Museum Ullen Sentalu sudah memiliki beberapa ruang, yaitu Ruang Selamat Datang, Ruang Seni Tari dan Gamelan, Guwa Sela Giri, 5 ruangan di Kampung Kambang, Koridor Retja Landa, serta Ruang Budaya.
  1. Ruang Selamat Datang : Merupakan ruang penyambutan Tamu. Juga terdapat banner yang berisi latar belakang pendirian Museum Ullen Sentalu dan Arca Dewi Sri, simbol kesuburan.
  2. Ruang Seni Tari dan Gamelan : Dalam Ruangan ini terdapat seperangkat gamelan yang dihibahkan oleh salah seorang pangeran di Kasultanan Yogyakarta. Gamelan tersebut sempat dipergunakan untuk mengiringi pertunjukan wayang orang dan pagelaran tari di keraton Yogyakarta. Selain itu juga terdapat beberapa lukisan tarian.
  3. Guwa Sela Giri : Berlokasi di bawah tanah untuk menyesuaikan dengan kontur tanah yang tidak rata. Ruang ini berupa lorong panjang yang merupakan perpaduan Sumur Gumuling Taman Sari dan gaya Gothic. Arsitektur Guwa Sela Giri didominasi dengan penggunaan material bangunan dari batu Merapi. Ruang ini memamerkan karya-karya lukis dokumentasi dari tokoh-tokoh yang mewakili figur 4 kraton Dinasti Mataram.
  4. Kampung Kambang : Merupakan areal yang berdiri di atas kolam air dengan bangunan berupa ruang-ruang di atasnya. Konsep areal ini diambil dari konsep Bale Kambang dan konsep Labirin. Terdiri dari 5 ruang :
    • Ruang Syair untuk Tineke : Ruang yang menampilkan syair-syair yang diambil dari buku kecil GRAj Koes Sapariyam (putri Sunan PB XI, Surakarta) dan ditemukan di suatu ruang di dalam Kaputren Kasunanan Surakarta. Syair-syair itu ditulis dari tahun 1939-1947, oleh para kerabat dan teman-teman GRAj Koes Sapariyam yang akrab dipanggil Tineke sebagai puisi-puisi kenangan. Melalui syair-syair tersebut terungkap kemampuan intelektual dalam seni sastra para putri di balik tembok kraton.

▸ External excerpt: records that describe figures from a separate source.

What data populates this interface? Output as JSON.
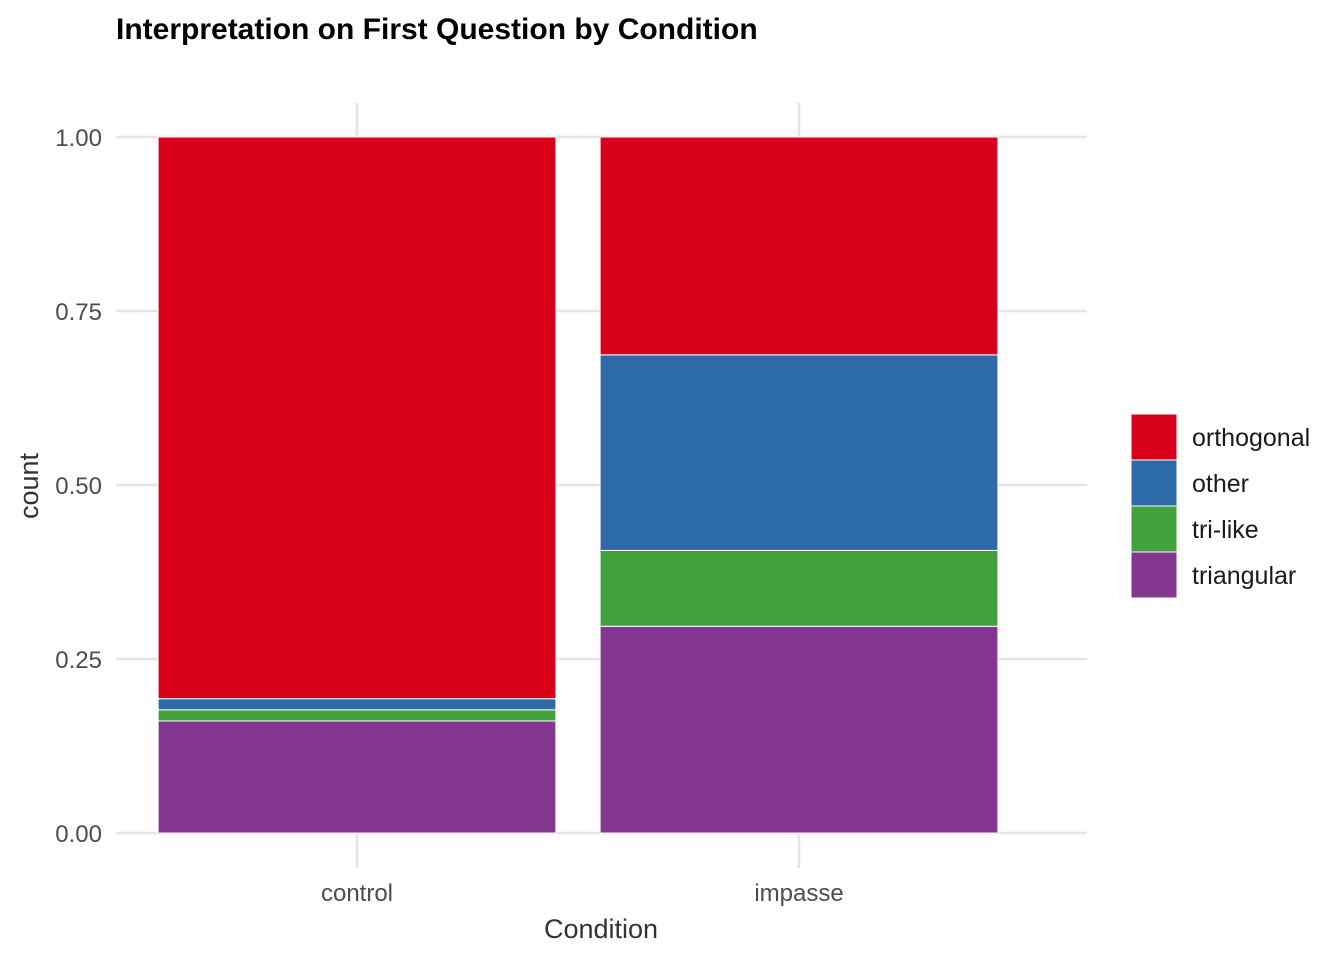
{
  "chart_data": {
    "type": "bar",
    "stacked": true,
    "title": "Interpretation on First Question by Condition",
    "xlabel": "Condition",
    "ylabel": "count",
    "ylim": [
      0,
      1
    ],
    "yticks": [
      0,
      0.25,
      0.5,
      0.75,
      1
    ],
    "ytick_labels": [
      "0.00",
      "0.25",
      "0.50",
      "0.75",
      "1.00"
    ],
    "categories": [
      "control",
      "impasse"
    ],
    "series": [
      {
        "name": "triangular",
        "color": "#83378F",
        "values": [
          0.161,
          0.297
        ]
      },
      {
        "name": "tri-like",
        "color": "#41A23B",
        "values": [
          0.016,
          0.109
        ]
      },
      {
        "name": "other",
        "color": "#2D6AA8",
        "values": [
          0.016,
          0.281
        ]
      },
      {
        "name": "orthogonal",
        "color": "#D90019",
        "values": [
          0.807,
          0.313
        ]
      }
    ],
    "legend": {
      "position": "right",
      "order": [
        "orthogonal",
        "other",
        "tri-like",
        "triangular"
      ]
    },
    "grid": true
  }
}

    • Royal Room Ratu Mas : Suatu ruang yang khusus dipersembahkan bagi Ratu Mas, permaisuri Sunan Paku Buwana X. Di ruang ini dipamerkan lukisan Ratu Mas, foto-foto beliau bersama Sunan serta putrinya, serta pernak-pernik kelengkapan beliau, seperti topi, kain batik, dodot pengantin, dodot putri, asesori, dll.
    • Ruang Batik Vorstendlanden : Menampilkan koleksi batik dari era Sultan HB VII – Sultan HB VIII dari Kraton Yogyakarta serta Sunan PB X hingga Sunan PB XII dari Surakarta. Melalui koleksi tersebut terlihat suatu proses seni dan daya kreasi masyarakat Jawa dalam menuangkan filosofi yang dianutnya melalui corak motif batik. Perpaduan keindahan seni batik dan makna-makna filosofis yang dikandungnya menguak suatu warisan budaya intangible yang sangat kaya.
    • Ruang Batik Pesisiran : Ruang ini melengkapi proses akulturasi budaya yang ada di Jawa. Dipamerkan kostum, yaitu keindahan bordir tangan dari kebaya-kebaya yang dikenakan kaum peranakan mulai jaman HB VII (1870-an) serta kain batik yang lebih kaya warna.
    • Ruang Putri Dambaan : Ruang ini dikatakan sebagai album hidup GRAy Siti Nurul Kusumawardhani, putri tunggal Mangkunegara VII dengan permaisuri GKR Timur. Ruang ini sangat istimewa karena terasa kedekatannya dengan Sang Tokoh, yang meresmikan sendiri Ruang Putri Dambaan tersebut pada ulang tahun ke-81 pada tahun 2002.
  5. Koridor Retja Landa : Merupakan museum outdoor yang memamerkan arca-arca dewa-dewi dari abad VIII-IX M. pada masa itu berkembang agama dan budaya Hindu Budha, sehingga ada pemujaan pada dewa-dewa yang diwujudkan dalam bentuk penyembahan pada arca-arca dewa tertentu.
  6. Ruang Budaya : Di ruang ini dipamerkan beberapa lukisan raja Mataram, lukisan serta patung dengan tata rias pengantin gaya Surakarta serta Yogyakarta.
  7. Sarana Pendukung:
    1. Taman : Selain bangunan fisik, areal Taman Kaswargan didominasi oleh hutan alami dan bagian-bagian taman yang menonjolkan atmosfer pegunungan. Pada bagian-bagian tertentu terdapat patung-patung yang menjadi museum outdoor.
    2. Beukenhof Restaurant : Rancang bangun Taman Kaswargan sebagai obyek wisata budaya dan alam tak terelakkan harus dilengkapi dengan sarana pendukung lain, seperti restaurant. Restaurant Beukenhof diambil dari bahasa Belanda yang berarti bangunan yang dikelilingi pohon-pohon, seperti yang dapat pengunjung nikmati di restaurant dengan bangunan yang dirancang bergaya arsitektur kolonial .
    3. Art Shop : Toko souvenir didirikan sebagai pendukung dalam unsur pariwisata kawasan Taman Kaswargan.